I'm stuck with the next problem. I divide my data into 10 folds. Each time, I use 1 fold as test set and the other 9 as training set (I do this ten times). On each training set, I do feature selection (filter methode with chi.squared) and then I make a SVMmodel with my training set and the selected features.
So at the end, I become 10 different models (because of the feature selection). But now I want to make a ROC-curve in R from this filter methode in general. How can I do this?
我被下一个问题困住了。我把我的数据分成10条。每一次,我使用1个折叠作为测试集,另外9个作为训练集(我做了10次)。在每一个训练集上,我都做特征选择(用chi.squared的方法来筛选),然后用我的训练集和所选的特征制作一个SVMmodel。所以在最后,我变成了10个不同的模型(因为特征选择)。但是现在我想用这个滤波器来做一个R的曲线。我该怎么做呢?
Silke
Silke
1 个解决方案
#1
2
You can indeed store the predictions if they are all on the same scale (be especially careful about this as you perform feature selection... some methods may produce scores that are dependent on the number of features) and use them to build a ROC curve. Here is the code I used for a recent paper:
如果所有的预测都是相同的,那么您就可以存储这些预测了(在执行功能选择时要特别小心)。有些方法可能产生依赖于特征数量的分数,并使用它们来构建ROC曲线。这是我最近写的一篇论文的代码:
library(pROC)
data(aSAH)
k <- 10
n <- dim(aSAH)[1]
indices <- sample(rep(1:k, ceiling(n/k))[1:n])
all.response <- all.predictor <- aucs <- c()
for (i in 1:k) {
test = aSAH[indices==i,]
learn = aSAH[indices!=i,]
model <- glm(as.numeric(outcome)-1 ~ s100b + ndka + as.numeric(wfns), data = learn, family=binomial(link = "logit"))
model.pred <- predict(model, newdata=test)
aucs <- c(aucs, roc(test$outcome, model.pred)$auc)
all.response <- c(all.response, test$outcome)
all.predictor <- c(all.predictor, model.pred)
}
roc(all.response, all.predictor)
mean(aucs)
The roc curve is built from all.response and all.predictor that are updated at each step. This code also stores the AUC at each step in auc for comparison. Both results should be quite similar when the sample size is sufficiently large, however small samples within the cross-validation may lead to underestimated AUC as the ROC curve with all data will tend to be smoother and less underestimated by the trapezoidal rule.
roc曲线是由所有的。响应和所有。每个步骤都更新的预测器。该代码还在AUC的每个步骤中存储AUC进行比较。当样本量足够大时,这两个结果都是非常相似的,但是交叉验证中的小样本可能会导致低估AUC,因为所有数据的ROC曲线都趋向于更平滑,更不被梯形规则所低估。
#1
2
You can indeed store the predictions if they are all on the same scale (be especially careful about this as you perform feature selection... some methods may produce scores that are dependent on the number of features) and use them to build a ROC curve. Here is the code I used for a recent paper:
如果所有的预测都是相同的,那么您就可以存储这些预测了(在执行功能选择时要特别小心)。有些方法可能产生依赖于特征数量的分数,并使用它们来构建ROC曲线。
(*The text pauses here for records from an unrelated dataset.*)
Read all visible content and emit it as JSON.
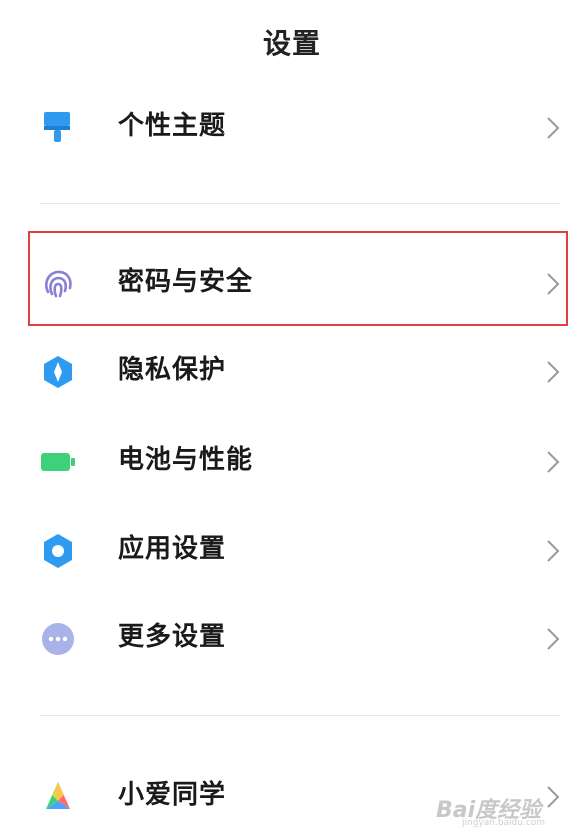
{
  "header": {
    "title": "设置"
  },
  "items": [
    {
      "label": "个性主题",
      "icon": "paintbrush-icon"
    },
    {
      "label": "密码与安全",
      "icon": "fingerprint-icon"
    },
    {
      "label": "隐私保护",
      "icon": "privacy-shield-icon"
    },
    {
      "label": "电池与性能",
      "icon": "battery-icon"
    },
    {
      "label": "应用设置",
      "icon": "gear-icon"
    },
    {
      "label": "更多设置",
      "icon": "more-dots-icon"
    },
    {
      "label": "小爱同学",
      "icon": "xiaoai-logo-icon"
    }
  ],
  "colors": {
    "highlight_border": "#e04040",
    "theme_blue": "#2e9bf0",
    "fingerprint_purple": "#8a7fd6",
    "battery_green": "#3dd17a",
    "more_lavender": "#a9b3e8"
  },
  "watermark": {
    "brand": "Bai度经验",
    "url": "jingyan.baidu.com"
  }
}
这是我最近写的一篇论文的代码:
library(pROC)
data(aSAH)
k <- 10
n <- dim(aSAH)[1]
indices <- sample(rep(1:k, ceiling(n/k))[1:n])
all.response <- all.predictor <- aucs <- c()
for (i in 1:k) {
test = aSAH[indices==i,]
learn = aSAH[indices!=i,]
model <- glm(as.numeric(outcome)-1 ~ s100b + ndka + as.numeric(wfns), data = learn, family=binomial(link = "logit"))
model.pred <- predict(model, newdata=test)
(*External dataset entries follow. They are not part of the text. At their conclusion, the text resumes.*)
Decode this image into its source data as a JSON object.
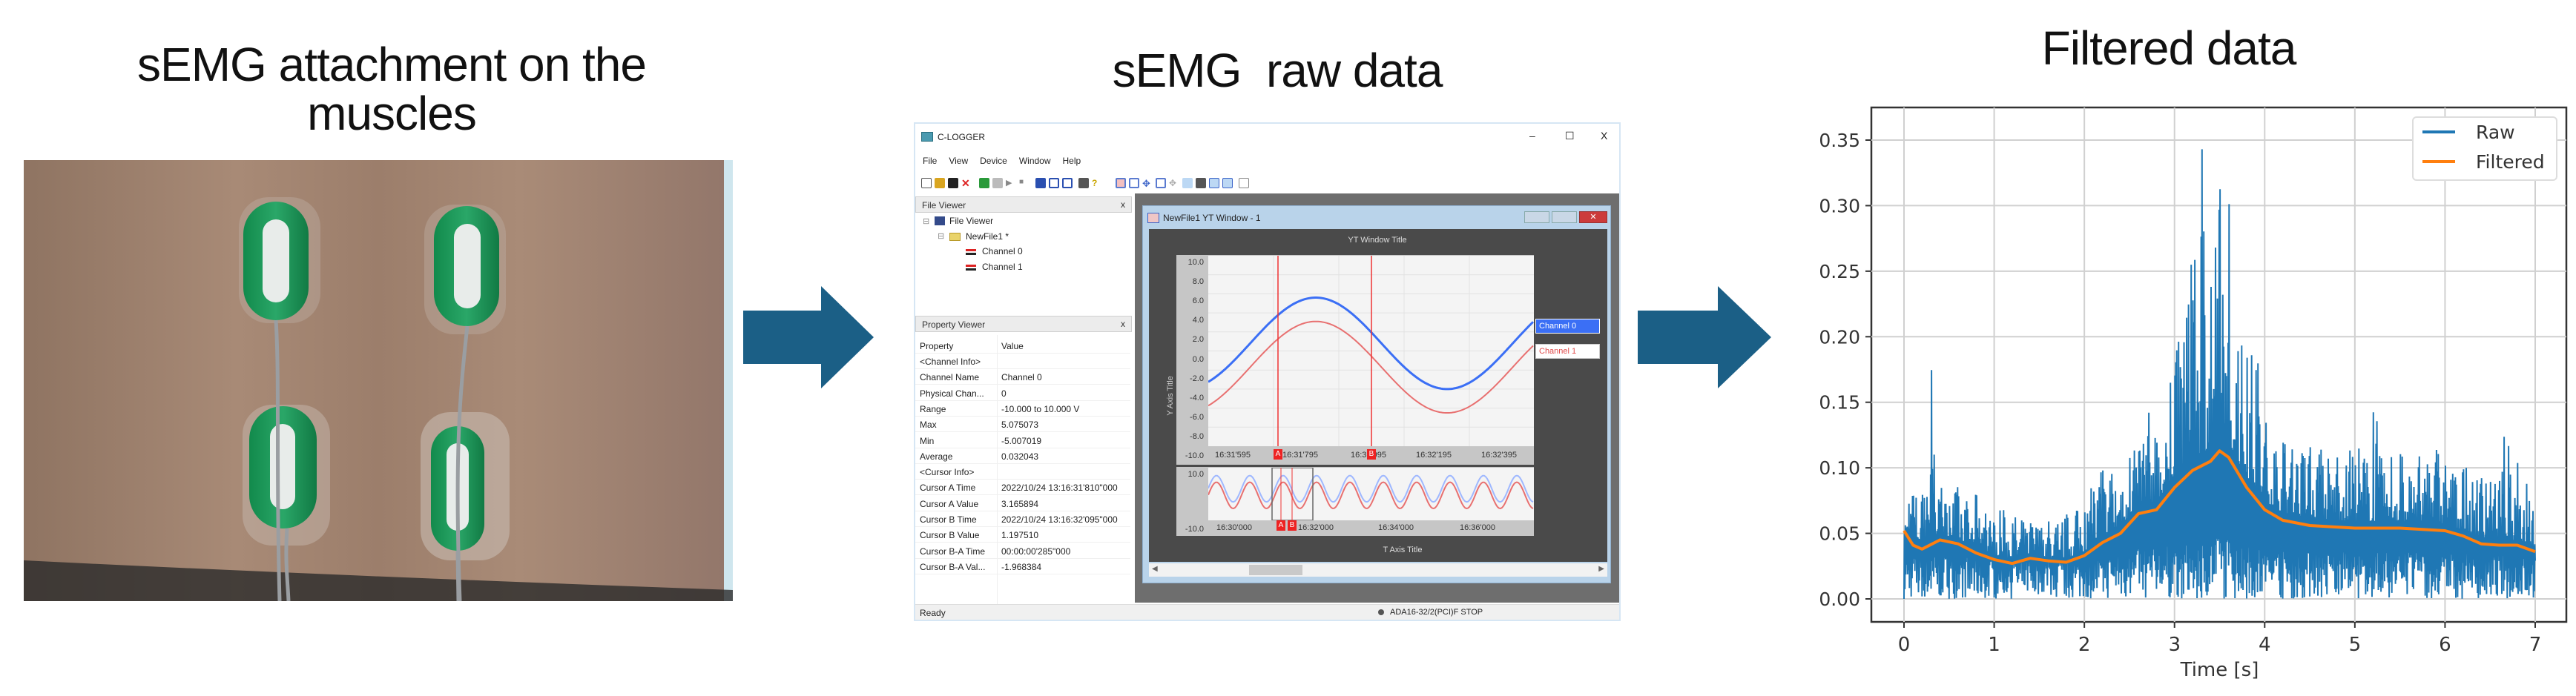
{
  "panels": {
    "left_title_line1": "sEMG attachment on the",
    "left_title_line2": "muscles",
    "middle_title": "sEMG  raw data",
    "right_title": "Filtered data"
  },
  "colors": {
    "arrow": "#1b5f86",
    "sensor": "#1e9a5c",
    "raw": "#1f77b4",
    "filtered": "#ff7f0e",
    "channel0": "#3b6ff5",
    "channel1": "#e14a4a"
  },
  "app": {
    "title": "C-LOGGER",
    "window_controls": [
      "–",
      "☐",
      "X"
    ],
    "menu": [
      "File",
      "View",
      "Device",
      "Window",
      "Help"
    ],
    "file_viewer": {
      "header": "File Viewer",
      "close": "x",
      "tree": {
        "root": "File Viewer",
        "file": "NewFile1 *",
        "channels": [
          "Channel 0",
          "Channel 1"
        ]
      }
    },
    "property_viewer": {
      "header": "Property Viewer",
      "close": "x",
      "columns": [
        "Property",
        "Value"
      ],
      "rows": [
        [
          "<Channel Info>",
          ""
        ],
        [
          "Channel Name",
          "Channel 0"
        ],
        [
          "Physical Chan...",
          "0"
        ],
        [
          "Range",
          "-10.000 to 10.000 V"
        ],
        [
          "Max",
          "5.075073"
        ],
        [
          "Min",
          "-5.007019"
        ],
        [
          "Average",
          "0.032043"
        ],
        [
          "<Cursor Info>",
          ""
        ],
        [
          "Cursor A Time",
          "2022/10/24 13:16:31'810\"000"
        ],
        [
          "Cursor A Value",
          "3.165894"
        ],
        [
          "Cursor B Time",
          "2022/10/24 13:16:32'095\"000"
        ],
        [
          "Cursor B Value",
          "1.197510"
        ],
        [
          "Cursor B-A Time",
          "00:00:00'285\"000"
        ],
        [
          "Cursor B-A Val...",
          "-1.968384"
        ]
      ]
    },
    "yt_window": {
      "title": "NewFile1 YT Window - 1",
      "plot_title": "YT Window Title",
      "y_axis_title": "Y Axis Title",
      "t_axis_title": "T Axis Title",
      "y_ticks": [
        "10.0",
        "8.0",
        "6.0",
        "4.0",
        "2.0",
        "0.0",
        "-2.0",
        "-4.0",
        "-6.0",
        "-8.0",
        "-10.0"
      ],
      "t_ticks": [
        "16:31'595",
        "16:31'795",
        "16:31'995",
        "16:32'195",
        "16:32'395"
      ],
      "overview_y_ticks": [
        "10.0",
        "-10.0"
      ],
      "overview_t_ticks": [
        "16:30'000",
        "16:32'000",
        "16:34'000",
        "16:36'000"
      ],
      "cursor_a": "A",
      "cursor_b": "B",
      "legend": [
        "Channel 0",
        "Channel 1"
      ]
    },
    "status": {
      "left": "Ready",
      "right": "ADA16-32/2(PCI)F STOP"
    }
  },
  "chart_data": {
    "type": "line",
    "title": "Filtered data",
    "xlabel": "Time [s]",
    "ylabel": "",
    "xlim": [
      -0.3,
      7.35
    ],
    "ylim": [
      -0.018,
      0.372
    ],
    "x_ticks": [
      "0",
      "1",
      "2",
      "3",
      "4",
      "5",
      "6",
      "7"
    ],
    "y_ticks": [
      "0.00",
      "0.05",
      "0.10",
      "0.15",
      "0.20",
      "0.25",
      "0.30",
      "0.35"
    ],
    "grid": true,
    "legend": {
      "position": "top-right",
      "entries": [
        "Raw",
        "Filtered"
      ]
    },
    "series": [
      {
        "name": "Raw",
        "note_x_step": 0.1,
        "x_start": 0,
        "envelope_peaks": [
          0.057,
          0.085,
          0.085,
          0.19,
          0.085,
          0.08,
          0.088,
          0.075,
          0.08,
          0.07,
          0.065,
          0.068,
          0.065,
          0.06,
          0.062,
          0.06,
          0.063,
          0.06,
          0.065,
          0.07,
          0.075,
          0.085,
          0.1,
          0.105,
          0.09,
          0.12,
          0.13,
          0.145,
          0.13,
          0.12,
          0.2,
          0.215,
          0.26,
          0.358,
          0.25,
          0.33,
          0.305,
          0.2,
          0.195,
          0.2,
          0.14,
          0.13,
          0.125,
          0.12,
          0.12,
          0.125,
          0.12,
          0.11,
          0.11,
          0.115,
          0.12,
          0.11,
          0.146,
          0.11,
          0.11,
          0.12,
          0.105,
          0.11,
          0.11,
          0.115,
          0.11,
          0.1,
          0.1,
          0.095,
          0.1,
          0.09,
          0.1,
          0.13,
          0.12,
          0.09,
          0.088
        ],
        "min": 0.0
      },
      {
        "name": "Filtered",
        "x": [
          0,
          0.1,
          0.2,
          0.4,
          0.6,
          0.8,
          1.0,
          1.2,
          1.4,
          1.6,
          1.8,
          2.0,
          2.2,
          2.4,
          2.6,
          2.8,
          3.0,
          3.2,
          3.4,
          3.5,
          3.6,
          3.8,
          4.0,
          4.2,
          4.5,
          5.0,
          5.5,
          6.0,
          6.2,
          6.4,
          6.6,
          6.8,
          7.0
        ],
        "y": [
          0.052,
          0.041,
          0.038,
          0.045,
          0.042,
          0.035,
          0.03,
          0.027,
          0.031,
          0.029,
          0.028,
          0.033,
          0.043,
          0.05,
          0.065,
          0.068,
          0.085,
          0.098,
          0.105,
          0.113,
          0.108,
          0.085,
          0.068,
          0.06,
          0.056,
          0.054,
          0.054,
          0.052,
          0.048,
          0.042,
          0.041,
          0.041,
          0.036
        ]
      }
    ]
  }
}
aucs <- c(aucs, roc(test$outcome, model.pred)$auc)
all.response <- c(all.response, test$outcome)
all.predictor <- c(all.predictor, model.pred)
}
roc(all.response, all.predictor)
mean(aucs)
The roc curve is built from all.response and all.predictor that are updated at each step. This code also stores the AUC at each step in auc for comparison. Both results should be quite similar when the sample size is sufficiently large, however small samples within the cross-validation may lead to underestimated AUC as the ROC curve with all data will tend to be smoother and less underestimated by the trapezoidal rule.
roc曲线是由所有的。响应和所有。每个步骤都更新的预测器。该代码还在AUC的每个步骤中存储AUC进行比较。当样本量足够大时,这两个结果都是非常相似的,但是交叉验证中的小样本可能会导致低估AUC,因为所有数据的ROC曲线都趋向于更平滑,更不被梯形规则所低估。